FILMS CULTES
LA DOUCEUR DE VIVRE (LA
DOLCE VITA)
1960
Par Steve Généreux
Federico Fellini est né à Rimini, en Italie, en 1920. À
l'âge de 19 ans, après avoir passé deux mois à Florence,
Fellini part vivre à Rome. Le 12 avril 1939, il obtient un essai dans
l'hebdomadaire satirique à grand tirage le Marc'Aurelio pour faire partie
de l'équipe à part entière à partir de juin 1939.

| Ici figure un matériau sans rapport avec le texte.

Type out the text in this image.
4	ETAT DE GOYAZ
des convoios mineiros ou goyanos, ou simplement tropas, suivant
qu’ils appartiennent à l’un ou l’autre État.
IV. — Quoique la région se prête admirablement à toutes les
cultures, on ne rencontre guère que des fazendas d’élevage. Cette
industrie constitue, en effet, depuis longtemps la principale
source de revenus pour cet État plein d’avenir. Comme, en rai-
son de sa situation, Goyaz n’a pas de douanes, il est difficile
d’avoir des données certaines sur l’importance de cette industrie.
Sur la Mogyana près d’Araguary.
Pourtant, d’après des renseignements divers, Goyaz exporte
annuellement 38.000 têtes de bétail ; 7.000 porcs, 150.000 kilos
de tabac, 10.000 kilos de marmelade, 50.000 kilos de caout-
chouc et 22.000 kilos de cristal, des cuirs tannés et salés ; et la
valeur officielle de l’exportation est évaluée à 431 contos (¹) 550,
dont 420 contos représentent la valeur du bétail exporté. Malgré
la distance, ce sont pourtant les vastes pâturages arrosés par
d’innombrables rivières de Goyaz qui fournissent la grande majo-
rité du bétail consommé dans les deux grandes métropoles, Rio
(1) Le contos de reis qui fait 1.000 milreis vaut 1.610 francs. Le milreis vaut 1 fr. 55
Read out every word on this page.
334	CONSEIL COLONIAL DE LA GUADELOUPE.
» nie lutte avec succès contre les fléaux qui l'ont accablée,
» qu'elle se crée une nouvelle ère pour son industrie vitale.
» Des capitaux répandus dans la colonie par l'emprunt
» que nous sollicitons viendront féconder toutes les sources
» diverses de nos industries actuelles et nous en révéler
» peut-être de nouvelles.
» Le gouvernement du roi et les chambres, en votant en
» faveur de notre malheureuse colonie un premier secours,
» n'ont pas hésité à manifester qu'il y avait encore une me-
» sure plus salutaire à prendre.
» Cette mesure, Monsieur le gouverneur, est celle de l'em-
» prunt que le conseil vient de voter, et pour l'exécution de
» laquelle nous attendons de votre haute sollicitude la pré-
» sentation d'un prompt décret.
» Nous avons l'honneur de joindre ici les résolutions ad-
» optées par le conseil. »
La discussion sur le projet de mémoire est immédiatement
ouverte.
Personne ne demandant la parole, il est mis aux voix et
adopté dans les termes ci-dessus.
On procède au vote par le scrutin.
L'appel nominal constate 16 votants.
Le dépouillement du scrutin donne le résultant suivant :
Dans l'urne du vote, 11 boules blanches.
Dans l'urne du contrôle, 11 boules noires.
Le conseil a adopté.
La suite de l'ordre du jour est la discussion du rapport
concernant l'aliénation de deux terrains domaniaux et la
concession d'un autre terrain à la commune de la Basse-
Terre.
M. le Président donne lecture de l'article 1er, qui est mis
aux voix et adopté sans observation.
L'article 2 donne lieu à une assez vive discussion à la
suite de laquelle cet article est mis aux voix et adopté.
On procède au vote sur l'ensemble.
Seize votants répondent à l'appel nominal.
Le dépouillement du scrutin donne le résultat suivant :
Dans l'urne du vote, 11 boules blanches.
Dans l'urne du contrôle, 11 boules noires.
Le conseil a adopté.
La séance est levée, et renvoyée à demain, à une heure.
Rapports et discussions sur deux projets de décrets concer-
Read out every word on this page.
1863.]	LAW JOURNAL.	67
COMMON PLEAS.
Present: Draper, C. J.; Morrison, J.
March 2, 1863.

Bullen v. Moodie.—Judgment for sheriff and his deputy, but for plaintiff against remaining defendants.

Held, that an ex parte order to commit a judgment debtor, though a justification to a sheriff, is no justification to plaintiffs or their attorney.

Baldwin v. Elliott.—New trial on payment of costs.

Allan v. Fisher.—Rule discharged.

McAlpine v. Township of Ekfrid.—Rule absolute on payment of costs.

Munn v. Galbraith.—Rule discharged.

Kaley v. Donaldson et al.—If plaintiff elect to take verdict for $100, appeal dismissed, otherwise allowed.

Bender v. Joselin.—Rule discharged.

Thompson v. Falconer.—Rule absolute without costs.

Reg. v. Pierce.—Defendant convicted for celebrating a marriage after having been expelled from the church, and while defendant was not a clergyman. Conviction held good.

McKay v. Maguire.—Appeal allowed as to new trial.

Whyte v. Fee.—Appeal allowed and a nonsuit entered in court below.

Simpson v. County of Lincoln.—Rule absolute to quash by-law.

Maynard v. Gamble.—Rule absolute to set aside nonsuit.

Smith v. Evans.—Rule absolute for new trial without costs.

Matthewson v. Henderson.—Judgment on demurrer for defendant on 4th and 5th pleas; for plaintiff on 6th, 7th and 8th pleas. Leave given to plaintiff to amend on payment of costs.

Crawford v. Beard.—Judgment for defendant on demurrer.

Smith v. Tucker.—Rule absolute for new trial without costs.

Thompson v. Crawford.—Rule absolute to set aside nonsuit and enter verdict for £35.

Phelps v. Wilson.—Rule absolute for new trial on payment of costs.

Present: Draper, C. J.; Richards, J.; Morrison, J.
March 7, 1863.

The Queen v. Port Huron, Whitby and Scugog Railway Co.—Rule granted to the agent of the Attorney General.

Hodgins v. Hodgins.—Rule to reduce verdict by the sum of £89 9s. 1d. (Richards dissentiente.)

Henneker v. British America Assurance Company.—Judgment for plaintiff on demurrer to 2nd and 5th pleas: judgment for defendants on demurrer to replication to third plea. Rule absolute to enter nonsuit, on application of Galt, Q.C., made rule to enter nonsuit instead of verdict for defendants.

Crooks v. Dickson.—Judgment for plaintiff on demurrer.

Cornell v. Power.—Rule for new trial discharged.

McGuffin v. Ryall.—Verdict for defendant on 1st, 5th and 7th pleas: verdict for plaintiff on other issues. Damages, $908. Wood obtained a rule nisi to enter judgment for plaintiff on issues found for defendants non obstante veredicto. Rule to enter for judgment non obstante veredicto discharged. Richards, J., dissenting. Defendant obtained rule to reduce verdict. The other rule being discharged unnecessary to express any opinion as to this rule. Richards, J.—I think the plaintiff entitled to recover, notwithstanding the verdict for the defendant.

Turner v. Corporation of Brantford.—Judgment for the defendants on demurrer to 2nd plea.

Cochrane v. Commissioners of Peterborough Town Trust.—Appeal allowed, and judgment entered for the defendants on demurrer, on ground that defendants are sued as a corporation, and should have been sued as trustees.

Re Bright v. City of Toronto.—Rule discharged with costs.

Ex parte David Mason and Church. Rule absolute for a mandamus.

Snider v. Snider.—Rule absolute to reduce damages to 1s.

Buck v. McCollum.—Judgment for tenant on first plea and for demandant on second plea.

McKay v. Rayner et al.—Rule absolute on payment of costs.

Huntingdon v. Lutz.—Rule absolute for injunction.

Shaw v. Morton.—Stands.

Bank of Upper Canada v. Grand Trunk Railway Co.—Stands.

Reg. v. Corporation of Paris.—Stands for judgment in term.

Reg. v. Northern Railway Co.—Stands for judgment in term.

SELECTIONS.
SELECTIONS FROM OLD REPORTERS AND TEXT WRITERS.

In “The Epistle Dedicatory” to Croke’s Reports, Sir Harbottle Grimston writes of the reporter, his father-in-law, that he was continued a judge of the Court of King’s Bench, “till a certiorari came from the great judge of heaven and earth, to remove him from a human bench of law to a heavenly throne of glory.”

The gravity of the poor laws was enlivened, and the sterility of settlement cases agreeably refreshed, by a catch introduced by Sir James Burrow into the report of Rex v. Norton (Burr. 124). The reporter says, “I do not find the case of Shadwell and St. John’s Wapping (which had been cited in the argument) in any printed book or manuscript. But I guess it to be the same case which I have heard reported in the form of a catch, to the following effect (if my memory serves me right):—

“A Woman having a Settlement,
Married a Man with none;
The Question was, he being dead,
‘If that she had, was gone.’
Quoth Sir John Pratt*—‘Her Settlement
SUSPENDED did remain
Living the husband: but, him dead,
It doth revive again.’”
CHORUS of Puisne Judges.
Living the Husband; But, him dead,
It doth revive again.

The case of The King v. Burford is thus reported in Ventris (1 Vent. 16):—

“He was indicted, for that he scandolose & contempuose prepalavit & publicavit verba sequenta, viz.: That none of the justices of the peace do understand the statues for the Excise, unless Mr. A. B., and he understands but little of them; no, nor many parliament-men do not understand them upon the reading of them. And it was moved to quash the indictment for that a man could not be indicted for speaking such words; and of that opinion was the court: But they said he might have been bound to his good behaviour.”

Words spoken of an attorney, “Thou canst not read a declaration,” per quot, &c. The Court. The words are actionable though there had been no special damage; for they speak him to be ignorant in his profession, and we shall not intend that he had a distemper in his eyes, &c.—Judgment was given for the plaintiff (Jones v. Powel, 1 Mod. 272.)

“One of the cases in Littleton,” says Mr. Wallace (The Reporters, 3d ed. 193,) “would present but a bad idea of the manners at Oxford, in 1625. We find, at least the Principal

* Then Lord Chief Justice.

Ce journal avait une rédaction qui comptait les humoristes les plus célèbres
de l'époque. Son passage au journal sera marqué par les rencontres
avec des professionnels du cinéma comme Macario, Aldo Fabrizi et Tullio
Pinelli. Durant la période de Fellini au Marc'Aurelio, l'Italie est sous
l'emprise du fascisme et le 3 Septembre 1939, la Deuxième Guerre mondiale
éclate. Évidemment, cette période de l'Histoire a grandement
influencé le jeune Fellini car, en 1942, il abandonne peu à peu
le journalisme pour écrire, en collaboration avec Aldo Fabrizi, Piero
Tellini et autres, des scénarios comme Avanti c'è posto (Mario
Bonnard, 1942), Campo de' fiori (Mario Bonnard, 1943) et L'Ultima carrozzella
(Mario Mattoli, 1943), qui sont vus par plusieurs comme des signes avant-coureurs
du néo-réalisme italien. Ces trois films témoignent d'une
nouvelle approche de la réalité, celle de l'Italie de la guerre
sous l'emprise du fascisme. Le futur réalisateur a également travaillé
pour la société de production ACI, dirigée par Vittorio
Mussolini, où il a rencontré Roberto Rosselini. Mais, en juillet
1943, la chute de Benito Mussolini entraîne la fermeture de plusieurs
maisons de production (incluant l'ACI) et, à cause de l'armistice de
septembre 1943, toutes les productions cinématographiques sont interrompues,
ce qui oblige Fellini à un repos forcé qui va durer environ un
an. Fellini va profiter de ce congé forcé pour se marier, en octobre
1943, avec Giulietta Masina (La Strada (Fellini, 1954)), une femme qu'il a rencontrée
lorsqu'il composait des sketches pour la radio. Au mois de juin 1944, Rome est
libérée par les américains. Fellini profite de cet événement
pour faire beaucoup d'argent en ouvrant une boutique de caricature pour les
soldats américains. Quelques mois plus tard, Rossellini a été
chercher Fellini pour un projet de court-métrage qui allait devenir plus
tard Rome ville ouverte (Roberto Rossellini, 1945). Ce film deviendra, en quelque
sorte, celui qui débutera le courant avant-gardiste : le néo-réalisme
italien. Mais c'est en collaborant de nouveau avec Rossellini, avec Paisà
(Roberto Rossellini, 1946), que Fellini a une révélation pour
le cinéma. " En suivant Rossellini pendant qu'il tournait Paisà,
à l'improviste il m'apparut clairement - une joyeuse révélation
- que l'on pouvait faire du cinéma avec la même liberté,
la même légèreté, avec lesquelles l'on dessine ou
l'on écrit. " Pendant la Deuxième Guerre mondiale, le grand
studio Cinecittà a été bombardé, ce qui a forcé
les réalisateurs d'après-guerre à se rapprocher de la vraie
vie et des vrais gens. Ils tournaient leurs films avec la technique et l'esthétique
du documentaire pour montrer avec le plus de réalisme possible les conséquences
de cette guerre sur le peuple italien. Donc, quatre ans après la révélation
du cinéma avec Paisà, Fellini réalise son premier film
avec Les feux du music-hall (Fellini, 1950). Dans l'ensemble de sa carrière,
Fellini a eu deux styles complètement différents. De Les feux
du music-hall (Fellini, 1950) à Les nuits de Cabiria (Fellini, 1957),
Fellini emprunte beaucoup au néo-réalisme sans faire complètement
parti de ce courant. Par contre, du film Juliette des esprits (Fellini, 1965)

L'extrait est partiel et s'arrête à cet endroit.